AYRILSAK DA BERABERİZ (1967)

Senaryo ve Yönetmen: Muzaffer Arslan, Metin Erksan,
Senaryo Muzaffer Arslan, Bülent Oran
Foto Direktörü: Mengü Yigin
Müzik: Metin Bükey
Yapım: Sine Film / Muızaffer Aslan


Yönetmen Yardımcısı: Şule Güler, Kamera Ast.: Mustafa Kuzu, Prodüksiyon Amiri: Adil Kesici, Set Amiri: Nejat Buvan, Set: Ercüment Saraç, Raif Aydın, Montaj: Özdemir Arıtan, Negatif Montaj, Ali Berkan, Recai Karakaş, Tanaş Petridis, Asistan Rejisör: Semih Tamerler, Işık Direktörü: Kenan Eryılmaz, Ar Direktör: Semih Sezerli, Sesleri Alan: Tuncer Aydınoğlu, Şarkılar: Sevim Şengül,
(Acar Film Stüdyosunda hazırlanmıştır.)


Oyuncular: Türkan Şoray (Fatma), Ediz Hun (Harun), Tugay Toksöz (Mehmet), Semih Sezerli (Osman), Selahİ İçsel (Salih baba), Muazzez Doğan (Teyze), Zeki Sezer (Avukat), Mehmet Büyükgüngör (nikâh memuru), Talia Saltı (komşu)

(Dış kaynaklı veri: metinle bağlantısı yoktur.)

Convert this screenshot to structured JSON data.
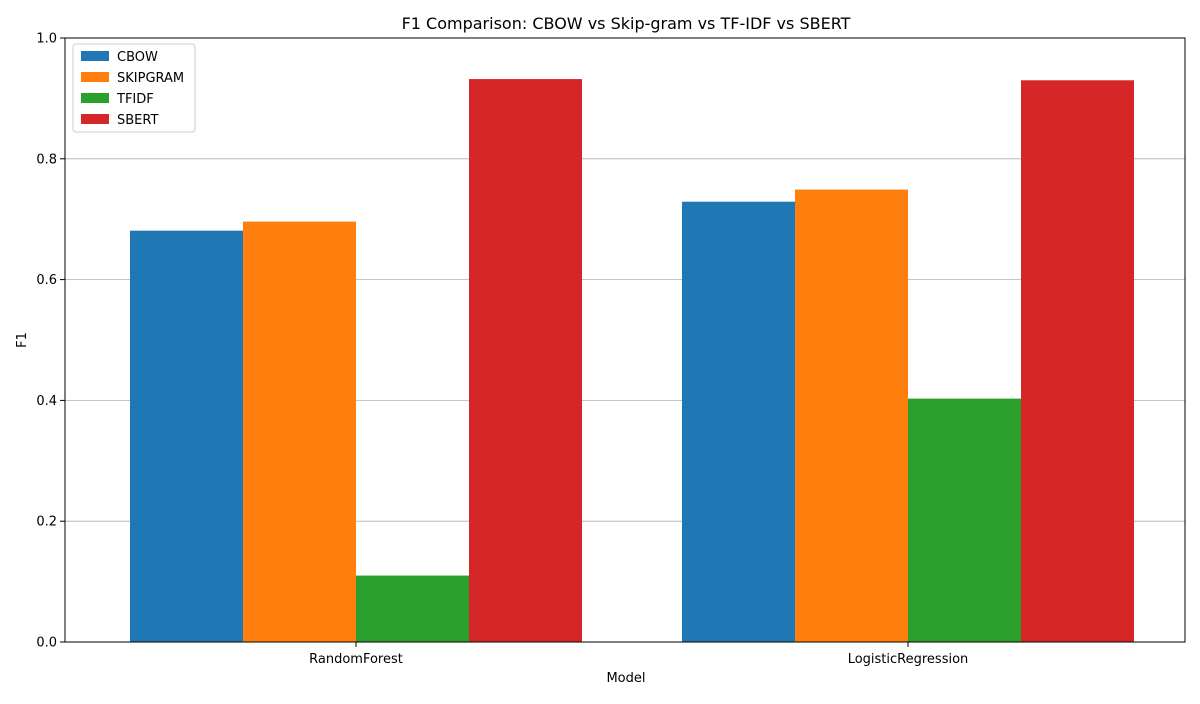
{
  "chart_data": {
    "type": "bar",
    "title": "F1 Comparison: CBOW vs Skip-gram vs TF-IDF vs SBERT",
    "xlabel": "Model",
    "ylabel": "F1",
    "categories": [
      "RandomForest",
      "LogisticRegression"
    ],
    "series": [
      {
        "name": "CBOW",
        "color": "#1f77b4",
        "values": [
          0.681,
          0.729
        ]
      },
      {
        "name": "SKIPGRAM",
        "color": "#ff7f0e",
        "values": [
          0.696,
          0.749
        ]
      },
      {
        "name": "TFIDF",
        "color": "#2ca02c",
        "values": [
          0.11,
          0.403
        ]
      },
      {
        "name": "SBERT",
        "color": "#d62728",
        "values": [
          0.932,
          0.93
        ]
      }
    ],
    "ylim": [
      0,
      1.0
    ],
    "yticks": [
      "0.0",
      "0.2",
      "0.4",
      "0.6",
      "0.8",
      "1.0"
    ],
    "grid": "y",
    "legend_position": "top-left"
  }
}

Konu: Mehmet ve Fatma birbirlerini seven iki fakir gençtir. Genç adam çadır tiyatrolarında keman çalmakta, kız ise şarkı söylemektedir. Bir gün ünlü ve zengin bir plak şirketi sahibi bu tiyatroya gelir ve kızı dinler. Kıza plak doldurması için teklifte bulunur.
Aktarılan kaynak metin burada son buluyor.